Rückblickend gebührt allen Dresdner Feuerwehrleuten Dank und Anerkennung dafür, dass sie auch in dieser schwierigen Zeit voller sich überstürzender Ereignisse klaren Kopf bewahrten und zu keiner Minute Sinn und Pflicht ihrer Aufgabe vernachlässigten. Kein Dresdner Bürger bekam zu spüren, dass auch die Feuerwehr große Probleme bewältigen musste. Dafür nur wenige Beispiele:

Durch das Mdl wurden per Weisung faktisch über Nacht Möglichkeiten eingeräumt, sehr großzügige Vorruhestandsregelungen für Angehörige ab dem 50. Lebensjahr in Anspruch zu nehmen. Einige Feuerwehrleute mit oft erheblich beeinträchtigter Gesundheit, für die sich zuvor keine soziale Lösung hatte finden lassen, machten von dieser Möglichkeil Gebrauch. Schwerer war die Entscheidung für jene, die sich für weiterhin leistungsfähig hielten (und es meist auch waren), aber jenes Alter bereits erreicht hatten. Was sollten sie tun? Wer konnte ihnen raten? So entschied sich am Ende die Mehrheit - aus der Ungewissheit darüber, was da kommen würde - für die Inanspruchnahme dieser Regelungen. Auf diese Weise schieden 1990 über 40 erprobte und erfahrene Feuerwehrmänner und Offiziere aus dem Dienst, ein Verlust, der in der Folgezeit sehr schmerzlich spürbar wurde und von den Verbleibenden getragen werden musste. Die tägliche Einsatzstärke sank auf ein bedrohliches Minimum herab, und die Einsatzbereitschaft geriet in echte Gefahr. Es war das erklärte Ziel aller verbliebenen Feuerwehrmänner, durch vereintes Handeln und verdoppelte Anstrengungen die kommende, gewiss nicht einfache Wegstrecke zu meistern. Heute wissen wir, dass sich diese Anstrengungen gelohnt haben.
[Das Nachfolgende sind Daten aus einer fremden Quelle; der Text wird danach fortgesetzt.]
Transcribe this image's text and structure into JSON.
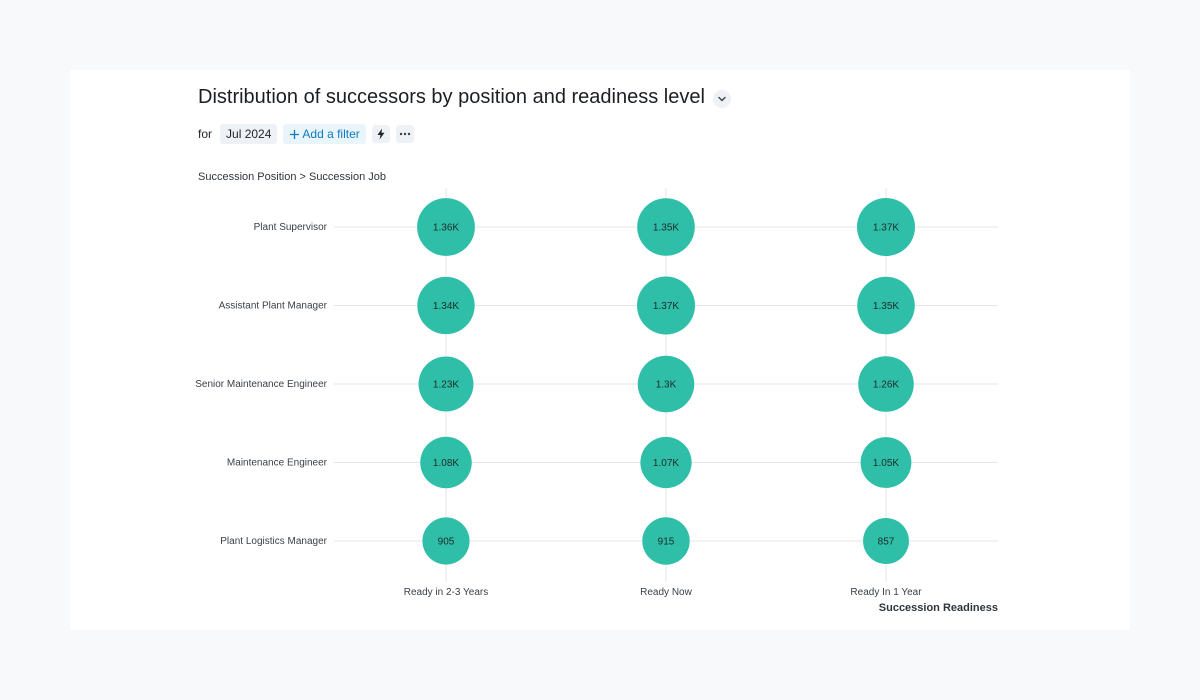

1990 - ein entscheidungsvolles Jahr für die
Berufsfeuerwehr Dresden

Im Frühjahr 1990 wurden eine Vielzahl wichtiger Dokumente für den Wiederaufbau der Berufsfeuerwehr als Beschluss- oder Entscheidungsvorschläge erarbeitet. Darin enthalten waren eine Fülle von Ideen und Vorschlägen Dresdner Feuerwehrleute, eingebracht in Schriftform oder als Diskussionsbeitrag in den ungezählten Versammlungen, Foren und Aussprachen. Nicht alles war "rund" und stand meist den noch immer geltenden Befehlen und Weisungen des Mdl entgegen. Aber ungeachtet dessen wurde angestrengt alles bis dahin Mögliche für eine Überführung vom Mdl zur Kommune vorbereitet. Folgend nun in Kurzform die wichtigsten Stationen auf diesem Weg:

20. Mai 1990Der Staatssekretär im Mdl der DDR teilt in einem Schreiben an die Leiter der Bezirkspolizeibehörden mit, dass die Überführung der Feuerwehr aus dem Mdl zur Kommune vorzubereiten sei. Als Termin wird der 3l. Dezember 1990 genannt.

22. Mai 1990Die Leiter der Schnellen Medizinischen Hilfe (SMH) und der Berufsfeuerwehr Dresden (BF) überreichen dem Oberbürgermeister das "Positionspapier zur weiteren prähospitalen medizinischen Notfallversorgung" in Dresden. Es sieht die Zusammenführung von SMH und BF, die Bildung einer gemeinsamen Feuerwehr- und Rettungsleitstelle sowie die Bildung einer Abteilung Rettungsdienst in der BF Dresden vor.

29.Juni 1990Fernschreiben des Leiters der Bezirksbehörde an die Leiter der Polizeikreisämter:
"Die Bildung der Berufsfeuerwehren in der Bezirksstadt Dresden und der Kreisstadt Görlitz gemeinsam mit den Stadtparlamenten ist vorzubereiten. Dies beinhaltet, die erforderlichen Festlegungen über Strukturen und personelle Stärken, einschließlich zur Übernahme der Angehörigen des Organs Feuerwehr, zu treffen ... Der zweckentfremdete Einsatz der Feuerwehren ist unzulässig, alle Maßnahmen der Feuerwehren sind auf der Grundlage des Brandschutzgesetzes vom 19.12.1974 zu realisieren ... Die Überführung der Betriebsfeuerwehr-Kommandos ist vorzubereiten."
Mit diesem Fernschreiben wurde die zentrale Vorgabe des Mdl zur Vorbereitung der Überführung der Feuerwehr in die Zuständigkeit der Kommune auch für die Dresdner Polizeiführung zur unabänderlichen Gewissheit.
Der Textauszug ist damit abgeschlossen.